Voici 5 clefs pour continuer à prendre soin de votre couple, malgré la durée de la relation et les évènements de vie :
1. Faites régulièrement des sorties en couple (resto, promenade, ciné, musée,..) autres que des sorties entre amis ou en famille. Demandez à des proches de garder vos enfants, si vous en avez, ils seront probablement ravis de passer un moment de qualité avec eux, et vos enfants seront ravis de retrouver des parents épanouis le lendemain.
2. Mangez régulièrement face à face sans avoir la télévision allumée ou le gsm à proximité. C’est l’occasion d’échanger sur votre journée, de faire le bilan de vos projets, de partager vos ressentis et émotions.
3. Trouvez/persévérez dans une activité d’intérêt commun. Au delà des différences que vous avez relevées entre vous, mettez l’accent sur ce qui vous rassemble. Idéalement de la danse de couple, qui crée de la complicité et de l’intimité physique et mentale. C’est aussi un excellent catalyseur érotique.
4. Organisez 1 fois par semaine un conseil de couple. Le même principe peut être appliqué pour la famille en incluant les enfants, mais celui-ci ne doit pas remplacer celui du couple, il y est ajouté à un autre moment de la semaine. C’est l’occasion du bilan et d’une communication franche et bienveillante.

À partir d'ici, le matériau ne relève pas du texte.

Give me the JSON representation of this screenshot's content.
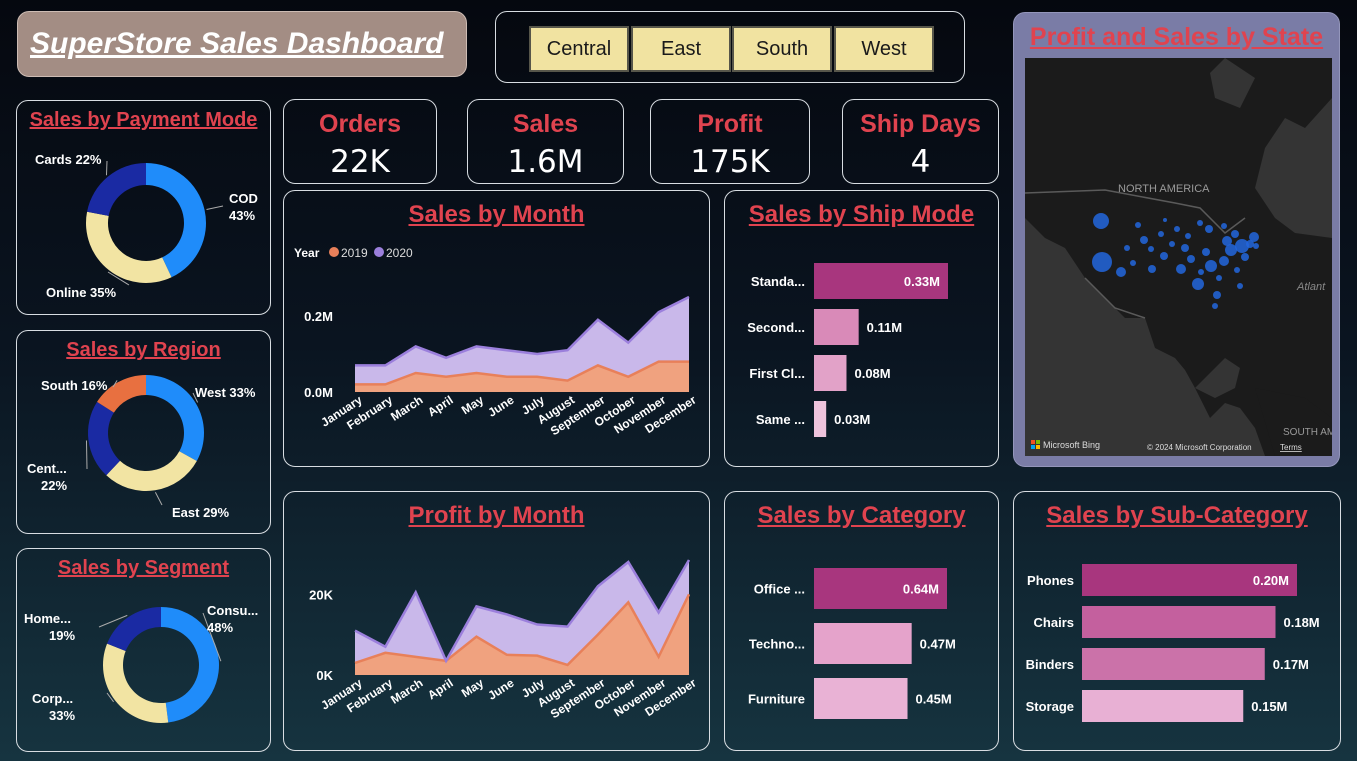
{
  "dashboard": {
    "title": "SuperStore Sales Dashboard"
  },
  "regions": [
    "Central",
    "East",
    "South",
    "West"
  ],
  "kpis": [
    {
      "label": "Orders",
      "value": "22K"
    },
    {
      "label": "Sales",
      "value": "1.6M"
    },
    {
      "label": "Profit",
      "value": "175K"
    },
    {
      "label": "Ship Days",
      "value": "4"
    }
  ],
  "panels": {
    "payment": "Sales by Payment Mode",
    "region": "Sales by Region",
    "segment": "Sales by Segment",
    "sales_month": "Sales by Month",
    "profit_month": "Profit by Month",
    "ship_mode": "Sales by Ship Mode",
    "category": "Sales by Category",
    "subcategory": "Sales by Sub-Category",
    "map": "Profit and Sales by State"
  },
  "map": {
    "label_na": "NORTH AMERICA",
    "label_atl": "Atlant",
    "label_sa": "SOUTH AME",
    "brand": "Microsoft Bing",
    "copyright": "© 2024 Microsoft Corporation",
    "terms": "Terms"
  },
  "colors": {
    "blue": "#1f8cfa",
    "navy": "#1a2aa3",
    "cream": "#f2e4a3",
    "orange": "#e87040",
    "magenta": "#a8367e",
    "accent": "#e0434f"
  },
  "chart_data": [
    {
      "id": "payment",
      "type": "pie",
      "slices": [
        {
          "name": "COD",
          "value": 43,
          "line1": "COD",
          "line2": "43%",
          "color": "#1f8cfa"
        },
        {
          "name": "Online",
          "value": 35,
          "line1": "Online 35%",
          "line2": "",
          "color": "#f2e4a3"
        },
        {
          "name": "Cards",
          "value": 22,
          "line1": "Cards 22%",
          "line2": "",
          "color": "#1a2aa3"
        }
      ]
    },
    {
      "id": "region",
      "type": "pie",
      "slices": [
        {
          "name": "West",
          "value": 33,
          "line1": "West 33%",
          "line2": "",
          "color": "#1f8cfa"
        },
        {
          "name": "East",
          "value": 29,
          "line1": "East 29%",
          "line2": "",
          "color": "#f2e4a3"
        },
        {
          "name": "Central",
          "value": 22,
          "line1": "Cent...",
          "line2": "22%",
          "color": "#1a2aa3"
        },
        {
          "name": "South",
          "value": 16,
          "line1": "South 16%",
          "line2": "",
          "color": "#e87040"
        }
      ]
    },
    {
      "id": "segment",
      "type": "pie",
      "slices": [
        {
          "name": "Consumer",
          "value": 48,
          "line1": "Consu...",
          "line2": "48%",
          "color": "#1f8cfa"
        },
        {
          "name": "Corporate",
          "value": 33,
          "line1": "Corp...",
          "line2": "33%",
          "color": "#f2e4a3"
        },
        {
          "name": "Home Office",
          "value": 19,
          "line1": "Home...",
          "line2": "19%",
          "color": "#1a2aa3"
        }
      ]
    },
    {
      "id": "sales_month",
      "type": "area",
      "legend_title": "Year",
      "categories": [
        "January",
        "February",
        "March",
        "April",
        "May",
        "June",
        "July",
        "August",
        "September",
        "October",
        "November",
        "December"
      ],
      "ylim": [
        0,
        0.25
      ],
      "yticks": [
        0,
        0.2
      ],
      "ytick_labels": [
        "0.0M",
        "0.2M"
      ],
      "series": [
        {
          "name": "2019",
          "color": "#e8805a",
          "fill": "#f0a27f",
          "values": [
            0.02,
            0.02,
            0.05,
            0.04,
            0.05,
            0.04,
            0.04,
            0.03,
            0.07,
            0.04,
            0.08,
            0.08
          ]
        },
        {
          "name": "2020",
          "color": "#9b7fdc",
          "fill": "#c9b8ea",
          "values": [
            0.07,
            0.07,
            0.12,
            0.09,
            0.12,
            0.11,
            0.1,
            0.11,
            0.19,
            0.13,
            0.21,
            0.25
          ]
        }
      ]
    },
    {
      "id": "profit_month",
      "type": "area",
      "categories": [
        "January",
        "February",
        "March",
        "April",
        "May",
        "June",
        "July",
        "August",
        "September",
        "October",
        "November",
        "December"
      ],
      "ylim": [
        0,
        28000
      ],
      "yticks": [
        0,
        20000
      ],
      "ytick_labels": [
        "0K",
        "20K"
      ],
      "series": [
        {
          "name": "2019",
          "color": "#e8805a",
          "fill": "#f0a27f",
          "values": [
            3000,
            5500,
            4500,
            3500,
            9500,
            5000,
            4800,
            2500,
            10000,
            18000,
            4500,
            20000
          ]
        },
        {
          "name": "2020",
          "color": "#9b7fdc",
          "fill": "#c9b8ea",
          "values": [
            11000,
            7000,
            20500,
            3500,
            17000,
            15000,
            12500,
            12000,
            22000,
            28000,
            15500,
            28500
          ]
        }
      ]
    },
    {
      "id": "ship_mode",
      "type": "bar",
      "orientation": "horizontal",
      "categories": [
        "Standa...",
        "Second...",
        "First Cl...",
        "Same ..."
      ],
      "values": [
        0.33,
        0.11,
        0.08,
        0.03
      ],
      "value_labels": [
        "0.33M",
        "0.11M",
        "0.08M",
        "0.03M"
      ],
      "colors": [
        "#a8367e",
        "#d98ab8",
        "#e2a2c8",
        "#eec3dc"
      ],
      "xlim": [
        0,
        0.33
      ]
    },
    {
      "id": "category",
      "type": "bar",
      "orientation": "horizontal",
      "categories": [
        "Office ...",
        "Techno...",
        "Furniture"
      ],
      "values": [
        0.64,
        0.47,
        0.45
      ],
      "value_labels": [
        "0.64M",
        "0.47M",
        "0.45M"
      ],
      "colors": [
        "#a8367e",
        "#e5a3cb",
        "#e9b2d5"
      ],
      "xlim": [
        0,
        0.64
      ]
    },
    {
      "id": "subcategory",
      "type": "bar",
      "orientation": "horizontal",
      "categories": [
        "Phones",
        "Chairs",
        "Binders",
        "Storage"
      ],
      "values": [
        0.2,
        0.18,
        0.17,
        0.15
      ],
      "value_labels": [
        "0.20M",
        "0.18M",
        "0.17M",
        "0.15M"
      ],
      "colors": [
        "#a8367e",
        "#c4609e",
        "#cb72a9",
        "#e8b0d4"
      ],
      "xlim": [
        0,
        0.2
      ]
    }
  ]
}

Si vous vous rendez compte que c’est difficile, pourquoi ne pas allez voir un professionnel pour vous accompagner là-dedans ?
5. Communiquez ! Le plus possible. Et dans cette communication, essayez au mieux d’appliquer les principes de la communication non-violente : OSBD.
Observez : mais ne faites pas de jugement de valeurs, ne généralisez pas.
Sentiment : exprimez ce que vous ressentez, vos émotions.
Besoin : Derrière chaque émotion se cache un besoin satisfait (sentiment positif) ou insatisfait (sentiment négatif), identifiez ce besoin.
Demande : n’attendez pas que l’autre devine ce besoin et la manière dont vous souhaitez qu’il y réponde, exprimez le clairement.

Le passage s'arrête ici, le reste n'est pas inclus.